Wednesday, February 04, 2009

Death of the Remisiers? Not yet

On the first day of the Chinese New Year (January 26), many remisiers (yours truly included) were rudely reminded that their days of "comfortable" living are numbered. In an article entitled "Competition hots up for online share trading", the Star newspaper has highlighted that zero (or, near zero) brokerage has finally arrived and the service of remisier may not be required. This story followed another equally depressing article from the Star, entitled "Remisiers turn to part-time jobs" which appeared during the Christmas holidays last year (on December 28).

I just like to share my thoughts on this matter. The first thing I like to say is that remisiers' income, like that of the stockbroking firms and stock exchange company (i.e. Bursa Malaysia), fluctuates & moves in tandem with the sentiment in the stock market. In the present bear market, when investors and traders are not more willing to take on more risk, the trading volume and remisiers' income would naturally decline. It is very normal and nothing to fret about.

Zero brokerage is a totally different thing. However, it must be noted that zero brokerage schemes offered so far are for a limited period. CIMB's Clicks Trader's promotion is valid from Jan 9 to March 8 only. The report did not mention about Kenanga's 2EC account, which is a negotiable trading account. As currently practiced in 2 branches in Petaling Jaya (up to February 17), Kenanga's 2EC account offers zero brokerage rate for the buy-side contract, but attracts normal brokerage rate for the sell-side contract. This effectively offers the clients a 50% discount to the normal brokerage rate. Certain terms & conditions apply, such as cash upfront, etc.

Zero brokerage rate is not sustainable. One of the first online broker to offer zero brokerage rate in US is Zecco and it is finding it very hard to make money. Clusterstock has this story about how Zecco is changing its current practices in order to survive (go here). A copy of the letter it sent to clients, informing them that it would no longer be so generous (emphasis are mine) is given below:

Dear Zecco Trading client,

I’m writing to tell you that as of March 1st, 2009, we’re increasing the minimum level of assets needed to earn 10 free trades per month to $25,000. We’re also adding a new way to get free trades: customers who make at least 25 total trades per month will also qualify for 10 free stock trades per month.

Additionally, as of March 1st, 2009, you’ll be able to earn $75 for each friend referred to Zecco Trading through our Zecco Friends program. You can use that cash to offset trade commissions or make new investments.

Why was this necessary now? Anyone who’s read a newspaper lately knows that the US and world economies have been hit hard over the past 4 months. As a result, some of the largest corporations in the world have had to cut costs and adjust to new business realities. With reduced retail trading volumes and lower interest rates, we at Zecco Trading simply could no longer provide free trades to as many people as we would like.

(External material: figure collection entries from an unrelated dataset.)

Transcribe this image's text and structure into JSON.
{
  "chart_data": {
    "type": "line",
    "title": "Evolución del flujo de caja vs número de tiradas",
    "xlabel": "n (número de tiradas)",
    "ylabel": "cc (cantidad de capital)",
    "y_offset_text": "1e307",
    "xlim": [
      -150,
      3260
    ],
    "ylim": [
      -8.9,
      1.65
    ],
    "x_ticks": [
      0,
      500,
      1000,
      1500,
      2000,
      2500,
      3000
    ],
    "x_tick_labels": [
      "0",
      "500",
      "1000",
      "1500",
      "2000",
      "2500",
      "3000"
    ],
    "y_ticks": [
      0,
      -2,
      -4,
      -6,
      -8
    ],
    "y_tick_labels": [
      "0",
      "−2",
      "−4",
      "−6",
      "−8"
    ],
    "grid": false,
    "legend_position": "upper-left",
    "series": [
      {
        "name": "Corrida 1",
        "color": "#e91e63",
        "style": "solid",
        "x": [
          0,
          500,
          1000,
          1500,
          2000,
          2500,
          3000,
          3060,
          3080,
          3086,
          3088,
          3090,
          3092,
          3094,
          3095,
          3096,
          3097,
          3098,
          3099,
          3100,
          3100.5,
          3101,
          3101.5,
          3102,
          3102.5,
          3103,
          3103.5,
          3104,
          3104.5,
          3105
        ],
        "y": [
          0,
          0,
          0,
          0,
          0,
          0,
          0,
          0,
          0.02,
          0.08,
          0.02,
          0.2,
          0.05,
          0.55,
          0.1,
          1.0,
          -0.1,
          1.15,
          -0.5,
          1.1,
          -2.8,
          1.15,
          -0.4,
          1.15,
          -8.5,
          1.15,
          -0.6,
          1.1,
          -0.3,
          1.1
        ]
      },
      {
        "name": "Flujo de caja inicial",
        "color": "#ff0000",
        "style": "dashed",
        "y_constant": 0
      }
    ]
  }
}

To quote Mark Twain who said "Rumors of my death have been greatly exaggerated!", I would assure one & all that remisiers will still be around. To be relevant, we remisiers must strive to improve our service to our customers.

4 comments:

Unknown said...

not dead but half death...

lin said...

sounds like some broking houses are determine to cause the death of remisiers? Can someone please let the broking houses know that they are barking up the wrong tree?? As for striving to provide better services, i think clients are a pampered lot nowadays and remisiers try too hard.

Alex Lu said...

Hi Fairies,

My personal experience is that most clients are quite reasonable. While most of them would like to enjoy lower transaction cost, they are aware that there is no such thing as a free lunch. If the brokerage rate dropped too much, their remisier will not be available to service them any longer.

Whether the level of service currently rendered by the remisier and the broking firm commensurates with the brokerage rate is something that the parties concerned will have to assess. There are instances where a remisier did a lot of work only to be compensated by a small commission (flowing from a small order). There are also instances where a big order came in where the remisier merely passed through the order and earned a big commission. So, there is no hard & fast rule.

With financial liberalization & the advance of the internet, remisiers must do more in order to earn their keep. They must upgrade their knowledge & skill as well as their level of service in order to assist their clients. While many remisiers are constantly improving themselves or their service level, some chose to hide behind a narrow & strict interpretation of the law, which supposedly forbids them from advising their clients. I do not share such sentiments. The fact that a remisier need to have a certain level of knowledge & skill before getting their license as well as constantly enhancing their knowledge & skill (thru CPE courses) is a clear indication that the authority expects remisiers to have a certain level of competency and to apply it in servicing their clients. Only by doing so would remisiers remained relevant in today's world.

JY said...

Hi Alex

Very well written article. Would you mind to share what are the added services a remisier provide to their customers?

Do they manage clients' portfolio just like what a fund manager does?

My remisier picks up my call when I want to place order, and return call to me once order is done. He is just an order taker. Are those the only services we get for the additional brokerage (compared to online trading) we pay? Appreciate if you could share your view. Thanks.